Transformer layer takes input with size [bsz, seq_length, hidden size] and returns an output of the same size. The input and output has same sbp sign, (S(0), B).

Parameters
  • hidden_size – size of hidden state.

  • ffn_hidden_size – size of feed forword neural network.

  • num_attention_heads – number of attention heads.

  • is_decoder – used to specify whether this is transformer encoder layer or transformer decoder layer. Default: False.

  • attention_dropout_prob – dropout probability of attention weights.

  • output_dropout_prob – dropout probability of output.

  • layernorm_epsilon – epsilon used in layernorm layer. Default: 1e-5.

  • init_method – method to initialize the input layer weights.

  • output_layer_init_method – method to initialize the output layer weights. If None, use init_method.

  • bias_gelu_fusion – whether fuse add bias and gelu. Default: False.

  • bias_dropout_fusion – whether fuse add bias and dropout. Default: False.

  • scale_mask_softmax_fusion – whether to fuse scale, mask and softmax. Default: False.

  • apply_query_key_layer_scaling – if true, scaling the attention score by layer index. Default: False.

  • apply_residual_post_layernorm – if true, use original BERT residual connection ordering. Otherwise, use Megatron BERT residual connection which is more stable when scaling model size introduced in https://arxiv.org/pdf/1909.08053.pdf. Default: False.

  • layer_idx – the layer index, which determines the placement.

forward(hidden_states, attention_mask=None, encoder_states=None, encoder_attention_mask=None, past_key_value=None, use_cache=False)[source]
Parameters
  • hidden_states – shape is (batch_size, seq_length, hidden_size), sbp signature is (S(0), B).

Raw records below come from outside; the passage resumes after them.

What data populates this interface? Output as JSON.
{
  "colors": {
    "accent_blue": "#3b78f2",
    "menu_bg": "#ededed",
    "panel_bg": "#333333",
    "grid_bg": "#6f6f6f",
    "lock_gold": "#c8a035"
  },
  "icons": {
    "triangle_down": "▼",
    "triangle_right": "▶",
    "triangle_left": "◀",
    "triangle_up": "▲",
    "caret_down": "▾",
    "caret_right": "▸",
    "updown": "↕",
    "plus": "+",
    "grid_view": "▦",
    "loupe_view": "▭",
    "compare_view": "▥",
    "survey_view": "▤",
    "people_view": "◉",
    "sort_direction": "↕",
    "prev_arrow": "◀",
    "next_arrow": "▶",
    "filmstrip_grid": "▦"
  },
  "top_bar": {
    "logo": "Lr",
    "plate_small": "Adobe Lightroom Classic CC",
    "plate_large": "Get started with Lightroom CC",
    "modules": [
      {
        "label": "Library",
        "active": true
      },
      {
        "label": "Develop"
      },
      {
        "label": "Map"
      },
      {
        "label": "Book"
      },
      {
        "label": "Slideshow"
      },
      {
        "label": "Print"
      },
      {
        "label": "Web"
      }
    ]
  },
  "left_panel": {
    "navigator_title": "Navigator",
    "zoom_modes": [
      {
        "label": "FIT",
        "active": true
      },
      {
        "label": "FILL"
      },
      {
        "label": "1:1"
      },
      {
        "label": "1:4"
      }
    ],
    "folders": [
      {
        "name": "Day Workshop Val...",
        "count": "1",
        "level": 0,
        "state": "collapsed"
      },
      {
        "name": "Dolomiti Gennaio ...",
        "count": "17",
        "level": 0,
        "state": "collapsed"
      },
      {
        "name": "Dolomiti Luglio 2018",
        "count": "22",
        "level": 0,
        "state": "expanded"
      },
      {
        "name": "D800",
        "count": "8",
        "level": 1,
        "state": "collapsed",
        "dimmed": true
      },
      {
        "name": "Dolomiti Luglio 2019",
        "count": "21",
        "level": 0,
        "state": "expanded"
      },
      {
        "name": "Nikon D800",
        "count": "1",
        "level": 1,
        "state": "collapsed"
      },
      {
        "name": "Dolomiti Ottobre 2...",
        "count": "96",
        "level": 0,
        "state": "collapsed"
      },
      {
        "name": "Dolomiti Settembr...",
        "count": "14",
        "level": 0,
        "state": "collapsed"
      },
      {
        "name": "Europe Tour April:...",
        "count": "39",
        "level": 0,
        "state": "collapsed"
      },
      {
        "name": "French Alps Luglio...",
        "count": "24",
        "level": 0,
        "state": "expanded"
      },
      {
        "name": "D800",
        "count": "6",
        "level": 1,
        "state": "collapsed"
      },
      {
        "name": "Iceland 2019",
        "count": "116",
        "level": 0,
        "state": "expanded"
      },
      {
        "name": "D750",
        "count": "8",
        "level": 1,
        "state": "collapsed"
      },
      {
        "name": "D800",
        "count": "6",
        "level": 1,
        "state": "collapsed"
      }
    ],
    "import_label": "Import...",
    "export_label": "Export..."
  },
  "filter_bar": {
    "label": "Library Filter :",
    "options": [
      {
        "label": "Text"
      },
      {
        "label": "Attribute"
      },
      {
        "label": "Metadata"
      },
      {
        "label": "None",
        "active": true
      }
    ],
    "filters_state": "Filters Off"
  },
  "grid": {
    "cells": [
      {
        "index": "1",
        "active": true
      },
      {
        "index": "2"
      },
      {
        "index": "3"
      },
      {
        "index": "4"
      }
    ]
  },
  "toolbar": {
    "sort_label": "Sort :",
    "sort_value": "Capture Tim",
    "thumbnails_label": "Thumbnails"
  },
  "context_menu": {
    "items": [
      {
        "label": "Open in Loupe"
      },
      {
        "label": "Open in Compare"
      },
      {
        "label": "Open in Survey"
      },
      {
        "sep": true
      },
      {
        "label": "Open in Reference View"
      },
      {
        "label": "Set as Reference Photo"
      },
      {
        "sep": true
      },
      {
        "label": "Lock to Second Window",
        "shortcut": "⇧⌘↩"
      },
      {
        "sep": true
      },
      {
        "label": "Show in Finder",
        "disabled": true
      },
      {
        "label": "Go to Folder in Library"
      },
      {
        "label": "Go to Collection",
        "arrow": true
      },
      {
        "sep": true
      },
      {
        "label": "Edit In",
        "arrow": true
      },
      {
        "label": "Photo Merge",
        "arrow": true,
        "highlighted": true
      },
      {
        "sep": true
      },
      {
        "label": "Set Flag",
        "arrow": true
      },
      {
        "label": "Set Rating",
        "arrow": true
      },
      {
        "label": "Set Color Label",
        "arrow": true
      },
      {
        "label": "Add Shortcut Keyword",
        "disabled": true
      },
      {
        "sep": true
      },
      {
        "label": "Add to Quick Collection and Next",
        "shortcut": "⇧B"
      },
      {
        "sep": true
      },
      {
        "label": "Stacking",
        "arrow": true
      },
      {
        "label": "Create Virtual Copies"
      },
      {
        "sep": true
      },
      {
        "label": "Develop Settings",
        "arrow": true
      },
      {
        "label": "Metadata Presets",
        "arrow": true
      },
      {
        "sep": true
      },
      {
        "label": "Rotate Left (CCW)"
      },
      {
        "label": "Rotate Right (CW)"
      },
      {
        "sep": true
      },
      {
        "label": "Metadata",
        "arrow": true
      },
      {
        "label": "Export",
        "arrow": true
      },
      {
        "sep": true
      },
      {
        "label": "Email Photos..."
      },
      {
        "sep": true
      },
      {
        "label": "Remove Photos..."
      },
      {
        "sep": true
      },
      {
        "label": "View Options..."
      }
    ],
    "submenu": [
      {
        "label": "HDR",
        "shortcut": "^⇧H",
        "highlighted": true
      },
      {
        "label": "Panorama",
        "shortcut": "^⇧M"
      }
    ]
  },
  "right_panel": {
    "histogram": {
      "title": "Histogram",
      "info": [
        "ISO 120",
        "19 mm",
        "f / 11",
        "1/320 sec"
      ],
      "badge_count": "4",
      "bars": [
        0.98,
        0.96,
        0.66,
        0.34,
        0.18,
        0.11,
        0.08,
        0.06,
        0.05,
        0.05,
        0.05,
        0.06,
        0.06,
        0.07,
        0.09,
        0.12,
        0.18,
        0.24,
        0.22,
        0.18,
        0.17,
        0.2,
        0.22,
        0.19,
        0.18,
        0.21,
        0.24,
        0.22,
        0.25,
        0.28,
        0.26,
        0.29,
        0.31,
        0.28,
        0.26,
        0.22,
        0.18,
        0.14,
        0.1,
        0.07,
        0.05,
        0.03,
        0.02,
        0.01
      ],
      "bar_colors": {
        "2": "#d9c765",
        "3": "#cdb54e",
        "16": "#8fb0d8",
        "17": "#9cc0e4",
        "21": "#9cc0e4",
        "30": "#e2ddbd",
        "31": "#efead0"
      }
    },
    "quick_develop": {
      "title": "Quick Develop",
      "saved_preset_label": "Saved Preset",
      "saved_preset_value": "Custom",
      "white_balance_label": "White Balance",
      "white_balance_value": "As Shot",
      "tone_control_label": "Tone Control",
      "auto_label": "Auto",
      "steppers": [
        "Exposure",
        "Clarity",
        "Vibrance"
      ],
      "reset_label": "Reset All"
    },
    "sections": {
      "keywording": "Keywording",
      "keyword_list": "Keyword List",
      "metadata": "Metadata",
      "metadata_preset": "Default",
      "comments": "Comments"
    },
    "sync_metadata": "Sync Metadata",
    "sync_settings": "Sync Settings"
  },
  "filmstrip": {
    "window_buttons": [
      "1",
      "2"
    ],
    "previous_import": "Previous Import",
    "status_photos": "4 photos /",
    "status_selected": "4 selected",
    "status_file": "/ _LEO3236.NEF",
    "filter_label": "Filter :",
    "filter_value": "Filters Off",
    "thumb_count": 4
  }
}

  • attention_mask – the combination of key padding mask and casual mask of hidden states with shape (batch_size, 1, seq_length, seq_length) and the sbp signature is (S(0), B),

  • encoder_states – encoder output with shape (batch_size, seq_length, hidden_size) and the sbp signature is (S(0), B), which will be used in cross attention.

  • encoder_attention_mask – key padding mask of encoder states with shape (batch_size, 1, seq_length, seq_length) and the sbp signature is (S(0), B).

  • past_key_value – tuple of key and value, each shape is (seq_length, bsz, num_heads, head_size), For decoder layer, the past_key_value contains the states both from self attention and cross attention.

  • use_cache – it will be set to True when the model is in the inference phase and used for incremental decoding.

class libai.layers.VocabEmbedding(num_embeddings, embedding_dim, padding_idx=None, init_method=<function xavier_normal_>, amp_enabled=False)[source]

Construct the word embeddings, which may be split along vocabulary dimension.

Parameters
  • num_embeddings – size of vocabulary.

  • embedding_dim – dimension of embeddings.

  • padding_idx – pad index. Defaults to None.

  • init_method – method to initialize weights. Defaults to flow.nn.init.xavier_normal_.

  • amp_enabled – fp16 option for embedding weight. Defaults to False.

extra_repr()str[source]

Set the extra representation of the module

To print customized extra information, you should re-implement this method in your own modules. Both single-line and multi-line strings are acceptable.

libai.layers.build_activation(activation: Optional[libai.layers.activation.Activation])[source]

Fetching activation layers by name, e.g., build_activation("gelu") returns nn.GELU() module.

libai.layers.drop_path(x, drop_prob: float = 0.5, training: bool = False, scale_by_keep: bool = True)[source]

Drop paths (Stochastic Depth) per sample (when applied in main path of residual blocks).